Oleh : Syahril Ramazan
(Mahasiswa Prodi Kesejahteraan Sosial UIN Ar-raniry Banda Aceh)
Pesta genderang pertarungan telah lama di kumandangkan, pita pertarungan telah digunting, sebagai tanda semua petarung sudah diperbolehkan berjualan diri demi memenuhi hasrat kekuasaan yang dibungkus dalam sampul pengabdian bagi bangsa dan negara, meskipun banyak realita yang terjadi semuanya hanya akan menjadi Sampah pada ujungnya.
Semua partai politik mempersiapkan sekian banyak amunisi dan squad terhadap upaya mencapai menjadi sang raja pemangku tahta dalam pesta demokrasi per lima tahun sekali ini.
Baik parpol maupun calon presiden bahkan calon legislatif sekalipun menjual sekian banyak janji-janji manis, mengungkapkan berbagai teori-teori kesejahteraan, bahkan tatkala terlalu terbuai dalam berjualan politik sehingga lupa atau sengaja melupakan terhadap fungsi lembaga eksekutif dan legislatif yang menyebabkan gaungan janji yang dikoarkan tak sejalan dengan fungsi keduanya, dan mirisnya lagi masyakat sebagai komsumsi politik ikut terkoecoh dengan bualan janji janji manis.
Tetapi dalam hal ini penulis sedikit ingin menyorot terkait hal yang sering di sebut dengan artian Dari rakyat Untuk Rakyat Oleh rakyat (DEMOKRASI).
Sejauh pemahaman penulis tak ada para calon kontestan baik untuk calon presiden maupun calon anggota legislatif tak ada yang benar benar komit dalam gagasan memperjuangkan Demokrasi, seperti pada halnya Presidesntial Treshoold dan Parliementary Tresshoold.
Masih menjadi misteri pemahaman politik bagi penulis atas alasan apa kedua hal tersebut diterapkan, bukankah dasar demokrasi tersebut bersifat tidak menghalangi siapapun dan semua orang memiliki hak yang sama dalam proses mendapatkan sesuatu?.
Menurut pemahaman penulis sistem Presidential dan Parliementary tresshold adalah suatu hal yang menghambat seseorang yang memiliki gagasan dan inovasi-inovasi dalam Kontruksi pembangunan bangsa dan negara dalam mencapai tujuan nya, hal ini dikarenakan syarat menjadi Presiden harus memenuhi 20% suara di parlement, dan partai politik yang hanya bisa masuk ke Parlemen harus memenuhi 4% parliementary tresshold.

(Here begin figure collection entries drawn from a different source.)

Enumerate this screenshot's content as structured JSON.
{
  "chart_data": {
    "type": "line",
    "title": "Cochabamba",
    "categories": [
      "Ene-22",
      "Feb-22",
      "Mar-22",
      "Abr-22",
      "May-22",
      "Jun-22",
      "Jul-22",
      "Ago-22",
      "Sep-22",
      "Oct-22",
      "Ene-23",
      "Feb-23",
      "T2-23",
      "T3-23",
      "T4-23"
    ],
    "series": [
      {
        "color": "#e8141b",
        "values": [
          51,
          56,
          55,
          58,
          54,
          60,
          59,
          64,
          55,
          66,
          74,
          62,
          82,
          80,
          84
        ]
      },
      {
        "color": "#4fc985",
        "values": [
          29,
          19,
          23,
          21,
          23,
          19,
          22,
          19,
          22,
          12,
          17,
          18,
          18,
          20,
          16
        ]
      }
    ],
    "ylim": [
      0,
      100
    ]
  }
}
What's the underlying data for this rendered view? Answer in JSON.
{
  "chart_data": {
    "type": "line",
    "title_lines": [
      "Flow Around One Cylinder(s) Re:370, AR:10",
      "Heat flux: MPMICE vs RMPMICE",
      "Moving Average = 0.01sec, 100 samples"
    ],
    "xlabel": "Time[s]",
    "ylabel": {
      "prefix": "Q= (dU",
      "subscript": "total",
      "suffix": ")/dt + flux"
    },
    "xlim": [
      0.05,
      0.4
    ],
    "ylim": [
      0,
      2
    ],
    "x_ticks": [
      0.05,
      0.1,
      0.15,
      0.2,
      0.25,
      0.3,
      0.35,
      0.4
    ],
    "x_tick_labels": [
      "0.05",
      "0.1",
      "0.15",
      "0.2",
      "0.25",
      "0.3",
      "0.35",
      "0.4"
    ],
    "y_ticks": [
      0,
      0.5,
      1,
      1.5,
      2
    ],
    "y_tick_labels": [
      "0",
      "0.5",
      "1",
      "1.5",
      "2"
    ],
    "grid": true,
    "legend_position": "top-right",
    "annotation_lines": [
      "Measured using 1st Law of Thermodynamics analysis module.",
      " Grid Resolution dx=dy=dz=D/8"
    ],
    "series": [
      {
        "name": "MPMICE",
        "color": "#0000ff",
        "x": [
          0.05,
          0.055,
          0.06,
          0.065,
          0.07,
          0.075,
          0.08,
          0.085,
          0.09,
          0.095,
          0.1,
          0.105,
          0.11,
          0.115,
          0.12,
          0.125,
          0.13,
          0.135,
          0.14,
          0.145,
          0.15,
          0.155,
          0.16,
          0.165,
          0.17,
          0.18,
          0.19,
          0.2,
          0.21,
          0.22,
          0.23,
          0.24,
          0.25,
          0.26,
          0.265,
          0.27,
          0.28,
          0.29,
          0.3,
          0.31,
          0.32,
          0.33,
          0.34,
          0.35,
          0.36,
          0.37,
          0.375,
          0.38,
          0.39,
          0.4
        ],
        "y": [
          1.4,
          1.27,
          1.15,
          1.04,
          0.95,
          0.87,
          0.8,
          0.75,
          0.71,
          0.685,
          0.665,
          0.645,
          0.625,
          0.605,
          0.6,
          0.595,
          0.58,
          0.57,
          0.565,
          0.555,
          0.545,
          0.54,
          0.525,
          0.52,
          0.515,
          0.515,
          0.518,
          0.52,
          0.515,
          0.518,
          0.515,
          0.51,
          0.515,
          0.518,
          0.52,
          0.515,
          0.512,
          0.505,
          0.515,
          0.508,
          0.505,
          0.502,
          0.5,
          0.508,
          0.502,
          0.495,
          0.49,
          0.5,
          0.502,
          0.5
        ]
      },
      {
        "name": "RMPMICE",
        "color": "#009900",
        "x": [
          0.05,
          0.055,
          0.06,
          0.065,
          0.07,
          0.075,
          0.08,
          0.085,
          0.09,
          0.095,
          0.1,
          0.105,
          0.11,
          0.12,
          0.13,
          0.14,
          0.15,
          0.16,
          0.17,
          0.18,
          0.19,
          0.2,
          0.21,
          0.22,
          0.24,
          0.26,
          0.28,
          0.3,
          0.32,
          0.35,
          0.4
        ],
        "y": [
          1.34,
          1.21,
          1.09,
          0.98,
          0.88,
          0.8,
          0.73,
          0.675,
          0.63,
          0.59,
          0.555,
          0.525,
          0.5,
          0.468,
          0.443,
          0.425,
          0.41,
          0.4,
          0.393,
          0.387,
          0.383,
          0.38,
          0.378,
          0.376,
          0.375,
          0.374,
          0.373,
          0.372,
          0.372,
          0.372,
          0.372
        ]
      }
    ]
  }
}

Sungguh hal ini menjadi miris ketika seseorang yang memiliki gagasan, integritas tinggi, dan memiliki daya tarik tersendiri oleh masyarakat harus terpenjara dikarenakan sitem treshold tersebut, sehingga terbangunlah diksi di khalayak ramai bahwasanya `tuannya negara bukan rakyat, akan tetapi Partai Politik`.
Hal yang menjadi keheranan bagi penulis adalah Kemana dan dimana nalar-nalar politik sehat serta integritas demokrasi para pelaku politik terhadap momok yang sudah di anggap kelaziman ini.
Sering sekali yang memperjuangkan presidential tresshold adalah masyarakat yang memiliki perhatian terhadap demokrasi, kemana para politisi partai berdiam diri dalam ini?.
Padahal yang sangat memiliki presentase tinggi dalam memperjuangkan judicial review Presidentian Tresshold menjadi 0% kepada Mahkamah Kontitusi yang memiliki open legal Policy (Kebebasan Membuat Kebijakan Terbuka) adalah partai politik yang memiliki legal standing.
Akan tetapi beberapa Partai politik yang diparlemen yang menampakkan diri sebagai oposisi dan menentang PT tersebut hanya berkoar di muka umum demi mendapat simpati rakyat dan menambah pundi-pundi suara saat pemilu, namun tidak pernah datang ke MK untuk memperjuangkan tresshold tersebut, rasanya penulis memiliki alasan yang kuat dalam menyatakan “Oposisi dan pro pemerintah akan bersetubuh pada kepentingan yang saling menguntungkan tanpa melihat kebenaran secara hakiki.”
Dalam hal ini penulis mengajak seluruh Peserta Konstentasi Pesta politik 2024 ini untuk kembali sadar pada akal sehat dan menjauhi akal bulus dalam menerapkan Demokrasi, bangun gagasan gagasan demokrasi yang memang plurable dan berkeadilan.
Bangun simpati rakyat dengan sikap ksatria dan penuh dengan komitment.